NMR Determination of the Low-Field Magnetic Structure of the Cu-Based Mineral Rouaite Cu$_2$(OH)$_3$NO$_3$

Abstract

Frustrated interactions in the Cu-based mineral rouaite with alternating antiferromagnetic and ferromagnetic spin chains, Cu$_2$(OH)$_3$NO$_3$, introduce non-trivial magnetic ground states and exotic excitations arising from them. We investigated the magnetic structure of Cu$_2$(OH)$_3$NO$_3$ by $^1$H- and $^2$H-NMR measurements on single crystals. The internal fields in the ordered state were microscopically measured using the H nuclear moments as a local probe. The directions of the ordered moments were determined by comparing the experimental results to model calculations. The obtained magnetic structure suggests the importance of Dzyaloshinskii-Moriya interactions in stabilizing the low-field magnetic structure. The present result advances the theoretical understanding of the low-field magnetic states and will enable exploration of the exotic magnetic states emerging in high magnetic fields.

Figures (9)

• Figure 1: Crystal structure of Cu$_2$(OH)$_3$NO$_3$: (a) projected on the $\bm{ab}$ plane and (b) viewed from a direction close to the $\bm{b}$ axis. The thin black lines represent the unit cell. Cu1 (Cu2) sites form FM (AFM) chains along the $\bm{b}$ direction through Cu--O--Cu superexchange paths. The chain direction coincides with the $2_1$ screw axis in the $P2_1$ space group.
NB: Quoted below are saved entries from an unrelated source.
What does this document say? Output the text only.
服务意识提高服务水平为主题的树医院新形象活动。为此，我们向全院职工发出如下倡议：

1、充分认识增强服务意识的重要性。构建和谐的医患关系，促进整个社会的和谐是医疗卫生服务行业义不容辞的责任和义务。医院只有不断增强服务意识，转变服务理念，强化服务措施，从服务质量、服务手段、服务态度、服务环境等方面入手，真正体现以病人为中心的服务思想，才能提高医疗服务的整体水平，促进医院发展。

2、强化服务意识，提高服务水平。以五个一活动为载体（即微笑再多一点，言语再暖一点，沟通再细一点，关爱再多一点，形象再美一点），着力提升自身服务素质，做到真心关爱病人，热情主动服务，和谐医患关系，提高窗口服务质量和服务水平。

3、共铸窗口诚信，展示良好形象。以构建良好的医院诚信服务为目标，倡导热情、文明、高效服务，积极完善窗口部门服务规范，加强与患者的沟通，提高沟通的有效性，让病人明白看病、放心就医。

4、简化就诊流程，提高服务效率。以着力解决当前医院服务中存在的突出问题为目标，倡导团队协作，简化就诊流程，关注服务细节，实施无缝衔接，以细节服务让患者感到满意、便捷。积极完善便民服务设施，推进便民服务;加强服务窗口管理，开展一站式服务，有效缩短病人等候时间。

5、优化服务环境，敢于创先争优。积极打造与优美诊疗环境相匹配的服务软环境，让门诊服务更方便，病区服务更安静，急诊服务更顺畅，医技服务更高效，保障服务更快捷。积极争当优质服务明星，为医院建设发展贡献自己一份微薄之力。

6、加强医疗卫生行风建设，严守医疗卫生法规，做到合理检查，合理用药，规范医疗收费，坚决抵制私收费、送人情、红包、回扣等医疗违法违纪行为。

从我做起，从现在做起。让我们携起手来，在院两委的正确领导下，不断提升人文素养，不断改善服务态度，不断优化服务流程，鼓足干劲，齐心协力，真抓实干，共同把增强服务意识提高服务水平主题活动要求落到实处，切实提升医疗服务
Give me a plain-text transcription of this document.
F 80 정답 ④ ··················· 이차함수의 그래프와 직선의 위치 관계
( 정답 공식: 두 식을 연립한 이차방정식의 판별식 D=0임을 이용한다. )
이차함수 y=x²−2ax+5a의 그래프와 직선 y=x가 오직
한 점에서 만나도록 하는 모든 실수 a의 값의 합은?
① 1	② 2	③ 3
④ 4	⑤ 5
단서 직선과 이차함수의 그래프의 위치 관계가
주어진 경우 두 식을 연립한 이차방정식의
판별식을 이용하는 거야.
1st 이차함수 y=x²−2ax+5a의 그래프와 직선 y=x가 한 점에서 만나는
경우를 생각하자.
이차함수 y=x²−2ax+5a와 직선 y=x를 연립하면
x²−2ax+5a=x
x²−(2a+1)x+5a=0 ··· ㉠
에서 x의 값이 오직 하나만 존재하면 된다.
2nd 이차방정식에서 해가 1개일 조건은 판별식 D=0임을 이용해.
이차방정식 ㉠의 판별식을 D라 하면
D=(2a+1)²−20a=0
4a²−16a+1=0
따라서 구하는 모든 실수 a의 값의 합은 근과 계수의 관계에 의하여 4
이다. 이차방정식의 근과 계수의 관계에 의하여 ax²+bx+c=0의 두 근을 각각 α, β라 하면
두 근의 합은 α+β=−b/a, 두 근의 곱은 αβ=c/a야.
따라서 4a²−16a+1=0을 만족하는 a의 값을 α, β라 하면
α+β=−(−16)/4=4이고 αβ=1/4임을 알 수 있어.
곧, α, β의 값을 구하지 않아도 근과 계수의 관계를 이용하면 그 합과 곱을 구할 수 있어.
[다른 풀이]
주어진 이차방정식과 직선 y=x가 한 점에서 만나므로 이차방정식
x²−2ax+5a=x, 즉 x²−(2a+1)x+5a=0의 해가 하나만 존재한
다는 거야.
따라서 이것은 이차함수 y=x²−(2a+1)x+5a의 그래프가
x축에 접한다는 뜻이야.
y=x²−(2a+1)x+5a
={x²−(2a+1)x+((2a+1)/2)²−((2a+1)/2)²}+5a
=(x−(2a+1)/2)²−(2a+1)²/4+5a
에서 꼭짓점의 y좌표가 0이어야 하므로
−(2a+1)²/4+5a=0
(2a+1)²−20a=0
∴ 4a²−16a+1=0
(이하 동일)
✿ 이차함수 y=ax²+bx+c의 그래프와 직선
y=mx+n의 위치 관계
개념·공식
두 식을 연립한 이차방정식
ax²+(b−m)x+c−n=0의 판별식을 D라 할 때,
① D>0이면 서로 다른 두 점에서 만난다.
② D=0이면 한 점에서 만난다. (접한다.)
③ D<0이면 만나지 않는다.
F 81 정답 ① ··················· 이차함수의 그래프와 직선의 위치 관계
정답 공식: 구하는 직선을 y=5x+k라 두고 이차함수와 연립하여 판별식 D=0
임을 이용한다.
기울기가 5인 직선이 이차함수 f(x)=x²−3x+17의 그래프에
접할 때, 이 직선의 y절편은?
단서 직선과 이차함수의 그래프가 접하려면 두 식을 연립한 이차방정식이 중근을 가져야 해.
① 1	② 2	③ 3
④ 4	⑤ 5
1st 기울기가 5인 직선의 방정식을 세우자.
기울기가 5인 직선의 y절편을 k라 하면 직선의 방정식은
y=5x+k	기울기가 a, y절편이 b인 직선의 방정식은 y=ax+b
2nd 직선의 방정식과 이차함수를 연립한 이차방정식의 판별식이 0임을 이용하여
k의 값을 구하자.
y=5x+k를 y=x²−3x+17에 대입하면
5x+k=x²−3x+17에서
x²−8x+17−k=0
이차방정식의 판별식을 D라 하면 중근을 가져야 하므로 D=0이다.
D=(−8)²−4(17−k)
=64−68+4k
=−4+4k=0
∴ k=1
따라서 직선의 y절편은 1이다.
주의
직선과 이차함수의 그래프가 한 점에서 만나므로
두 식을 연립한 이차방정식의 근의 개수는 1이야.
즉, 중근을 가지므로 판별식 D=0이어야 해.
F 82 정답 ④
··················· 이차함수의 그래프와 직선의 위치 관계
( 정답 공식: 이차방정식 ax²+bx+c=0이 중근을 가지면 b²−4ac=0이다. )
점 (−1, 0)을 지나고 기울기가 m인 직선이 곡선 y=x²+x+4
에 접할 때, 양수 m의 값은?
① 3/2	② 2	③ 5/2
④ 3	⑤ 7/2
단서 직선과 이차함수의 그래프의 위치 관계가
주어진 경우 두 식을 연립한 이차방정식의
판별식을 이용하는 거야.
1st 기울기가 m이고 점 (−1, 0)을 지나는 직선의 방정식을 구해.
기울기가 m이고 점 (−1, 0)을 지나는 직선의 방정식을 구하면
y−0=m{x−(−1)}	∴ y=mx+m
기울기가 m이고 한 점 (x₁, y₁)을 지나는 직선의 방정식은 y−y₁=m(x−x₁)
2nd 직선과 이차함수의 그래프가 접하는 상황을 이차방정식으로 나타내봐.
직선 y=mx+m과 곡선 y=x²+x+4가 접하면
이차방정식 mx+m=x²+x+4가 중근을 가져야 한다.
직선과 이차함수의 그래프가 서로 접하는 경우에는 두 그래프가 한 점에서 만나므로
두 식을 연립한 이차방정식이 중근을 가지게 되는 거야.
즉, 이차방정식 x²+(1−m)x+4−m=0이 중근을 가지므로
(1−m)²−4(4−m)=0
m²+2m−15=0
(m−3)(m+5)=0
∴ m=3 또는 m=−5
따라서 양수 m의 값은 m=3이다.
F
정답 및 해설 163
H1, H2, and H3 sites are connected to O sites to form OH$^-$ groups, and participate in an interlayer hydrogen-bonding network essential for stabilizing the structure but not expected to allow significant exchange interactions. These hydrogen bonds are to NO$_3^{-}$ ions (not shown) stacked above and below the 2-D magnetic network, leading to a long and tortuous magnetic exchange pathway along the $\bm{c}$ direction.
• Figure 2: (a), (c) $^2$H-NMR spectra at room temperature measured in fields applied at 56$^\circ$ from the (a) $\bm{a}$ and (c) $\bm{b}$ axes. The NMR peaks assigned to the H1 and H2/H3 sites are labeled by filled circles and open triangles, respectively. (b), (d) Angle dependence of peak positions measured upon rotation within the (b) $\bm{ac}^{\ast}$ and (d) $\bm{bc}^{\ast}$ planes. The circle and triangle symbols correspond to the NMR peaks assigned in (a) and (c). The field angle was measured from the $\bm{a}$ axis for (b) and from the $\bm{b}$ axis for (d). The field orientations for the NMR spectra shown in (a) and (c) are indicated by vertical dashed lines, together with the $\bm{a}$, $\bm{b}$ and $\bm{c}^{\ast}$ directions.
• Figure 3: $^2$H-NMR spectra at representative temperatures measured in fields along the (a) $\bm{a}$, (b) $\bm{b}$, and (c) $\bm{c}^{\ast}$ axes. The peak positions shift to lower frequencies for $\bm{H}\!\parallel\bm{a}$ and $\bm{H}\!\parallel\bm{b}$ and higher frequencies for $\bm{H}\!\parallel\bm{c}^{\ast}$ due to the increase in the magnetization at low temperatures. The direction of the shift is determined by the sign of the coupling constants between the nuclear and electronic magnetic moments. The H1 and H2/H3 sites are more clearly resolved at low temperatures where the magnetization is larger for $\bm{H}\!\parallel\bm{a}$ and $\bm{H}\!\parallel\bm{c}^{\ast}$, while all sites are overlapped for $\bm{H}\!\parallel\bm{b}$ due to the similar coupling constants along the $\bm{b}$ axis for all H sites.
• Figure 4: (a) Temperature dependence of Knight shift for the $\bm{a}$, $\bm{b}$, and $\bm{c}^{\ast}$ directions. The Knight shifts for the H1 and H2/H3 sites are represented by filled circles and open triangles for the $\bm{a}$ and $\bm{c}^{\ast}$ directions, respectively. For the $\bm{b}$ direction, the Knight shift is plotted with filled triangles as the three H sites are not resolved in the NMR spectra. (b) The Knight shift is plotted against the bulk magnetization at the corresponding temperatures. The dashed lines are the results of linear fitting. From the slopes of these lines, the hyperfine coupling constants are estimated. The finite intercept at $\chi=0$ is caused by the electric quadrupolar interactions for $^2$H nuclear spins.
• Figure 5: Field-sweep $^1$H-NMR spectra for fields along the (a) $\bm{a}$, (b) $\bm{b}$, and (c) $\bm{c}^{\ast}$ directions. For all the field directions, the sharp $^1$H-NMR spectra in the paramagnetic state disappear once below the main transition at $T_\text{N1}$ and are restored below $T_\text{N2}$. A spectrum at 5 K in $H\parallel a$ is expanded by a factor of ten and shown together by a black line. The transition temperatures depend on the field orientation. The incommensurate (IC) phase in the intermediate temperature range between $T_\text{N1}$ and $T_\text{N2}$ is indicated by vertical arrows. In the ground state below $T_\text{N2}$, many split peaks due to the internal fields were observed.